Dive Brief:
- Nonprofits ChristianaCare and Virtua Health on Wednesday signed a non-binding letter of intent to explore a merger between the northeastern health systems.
- The combined nonprofit regional system would span more than 600 sites of care and employ nearly 30,000 employees across 10 contiguous counties in New Jersey, Delaware, Pennsylvania and Maryland, according to a press release.
- If combined, annual revenues between the two systems could tally over $6 billion.
Dive Insight:
Virtua and ChristianaCare will enter the due diligence process with the intent to sign definitive agreements and seek regulatory approvals for the merger. Day-to-day operations will remain unchanged during negotiations and both organizations will remain separate entities while they explore a combination, the nonprofits said.
“We’ve reached an important stage. Both organizations are signaling the desire to continue a thorough and strategic exploration of what would be possible if we joined two legacies of health care excellence,” said Edward Cloues, chair of Virtua Health’s board of trustees, in a statement. “Our trustees are encouraged by our initial assessments and conversations which suggest we could collectively enhance our capabilities and strengthen our outreach to the communities who depend on us.”
If merged, the health systems say they would create better access to urgent, primary and behavioral healthcare, including a “proposed maternal risk program” to support more than 15,000 births per year, according to a press release.
New Jersey-based Virtua Health’s portfolio consists of five hospitals, two freestanding emergency departments and 42 ambulatory surgery centers.
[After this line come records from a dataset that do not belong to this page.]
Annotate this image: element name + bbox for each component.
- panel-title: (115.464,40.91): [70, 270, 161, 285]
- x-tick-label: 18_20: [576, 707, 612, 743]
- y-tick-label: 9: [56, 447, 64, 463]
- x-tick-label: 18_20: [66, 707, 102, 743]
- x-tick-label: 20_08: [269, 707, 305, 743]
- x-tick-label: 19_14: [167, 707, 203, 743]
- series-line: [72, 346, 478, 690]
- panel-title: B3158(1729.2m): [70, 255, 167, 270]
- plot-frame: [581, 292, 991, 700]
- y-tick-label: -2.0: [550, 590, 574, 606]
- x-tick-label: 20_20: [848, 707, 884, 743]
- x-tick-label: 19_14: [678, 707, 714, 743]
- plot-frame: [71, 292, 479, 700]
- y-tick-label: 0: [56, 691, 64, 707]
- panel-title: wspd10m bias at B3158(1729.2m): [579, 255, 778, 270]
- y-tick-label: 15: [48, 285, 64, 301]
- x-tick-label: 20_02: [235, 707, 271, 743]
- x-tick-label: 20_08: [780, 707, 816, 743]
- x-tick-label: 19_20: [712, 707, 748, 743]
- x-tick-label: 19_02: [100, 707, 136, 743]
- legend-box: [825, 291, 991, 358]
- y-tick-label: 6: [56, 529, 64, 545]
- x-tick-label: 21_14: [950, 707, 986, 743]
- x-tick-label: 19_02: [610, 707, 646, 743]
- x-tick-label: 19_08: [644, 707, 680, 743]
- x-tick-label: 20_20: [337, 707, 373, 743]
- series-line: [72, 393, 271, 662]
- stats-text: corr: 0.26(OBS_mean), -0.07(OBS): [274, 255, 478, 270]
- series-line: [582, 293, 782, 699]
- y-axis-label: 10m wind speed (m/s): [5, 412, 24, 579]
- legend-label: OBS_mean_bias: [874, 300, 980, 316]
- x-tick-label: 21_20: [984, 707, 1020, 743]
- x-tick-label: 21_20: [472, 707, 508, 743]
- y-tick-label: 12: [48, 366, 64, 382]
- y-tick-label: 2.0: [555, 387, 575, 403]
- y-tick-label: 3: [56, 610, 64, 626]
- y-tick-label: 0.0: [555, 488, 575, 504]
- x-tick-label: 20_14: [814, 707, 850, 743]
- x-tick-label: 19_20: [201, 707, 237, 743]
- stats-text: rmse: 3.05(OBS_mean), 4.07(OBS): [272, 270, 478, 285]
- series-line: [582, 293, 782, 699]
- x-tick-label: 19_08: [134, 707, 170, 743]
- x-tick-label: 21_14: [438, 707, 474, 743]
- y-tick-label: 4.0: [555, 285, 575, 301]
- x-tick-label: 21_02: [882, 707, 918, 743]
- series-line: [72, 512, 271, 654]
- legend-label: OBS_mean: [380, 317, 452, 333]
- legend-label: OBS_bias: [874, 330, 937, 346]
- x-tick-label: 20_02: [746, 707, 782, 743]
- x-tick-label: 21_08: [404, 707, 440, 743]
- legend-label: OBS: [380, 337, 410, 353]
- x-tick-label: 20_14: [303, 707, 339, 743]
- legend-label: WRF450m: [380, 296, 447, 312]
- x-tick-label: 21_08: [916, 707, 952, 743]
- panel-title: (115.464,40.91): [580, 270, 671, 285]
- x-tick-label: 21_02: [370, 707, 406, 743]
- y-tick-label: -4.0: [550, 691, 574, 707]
Delaware-based ChristianaCare has three hospitals and various outpatient services in northern Delaware and surrounding areas.
Both nonprofit systems have teaching relationships. Virtua is affiliated with Rowan University and partners with Penn Medicine and Children’s Hospital of Philadelphia for different specialties. ChristianaCare is a teaching system with more than 260 residents and fellows.
The combined entity could have over $6 billion in annual revenues. Virtua Health recorded $3.2 billion in revenue for the year ended Dec. 31, 2024, while ChristianaCare reported operating revenues of $3.1 billion for the year ended June 30, 2024.
Credit agencies have rated both systems as “stable.” S&P Global in December said it expected Virtua to continue generating “solid operating margins and cash flow.” In July, Moody’s Ratings said ChristianaCare had ample liquidity and a strong state-wide brand with robust demand for its clinical services.
The merger comes as providers face significant policy shifts. The newly-enacted Big Beautiful Bill Act includes over $1 trillion in cuts to the safety-net program Medicaid. Providers are expected to log significant losses. By 2034, more than 100 rural hospitals are estimated to be at high risk of closure.
In 2024, 21% of Virtua’s patient service revenue came from fee-for-service Medicare and Medicaid. More than 15% of ChristianaCare’s net patient service revenues in its 2024 financial year came from Medicaid.
“Our vision for this new health system — when Medicare and Medicaid are facing cuts and many hospitals are struggling to stay open — gives me hope and excitement for our future and for the health of our neighbors,” George Foutrakis, chair of ChristianaCare’s board of directors, said in a release.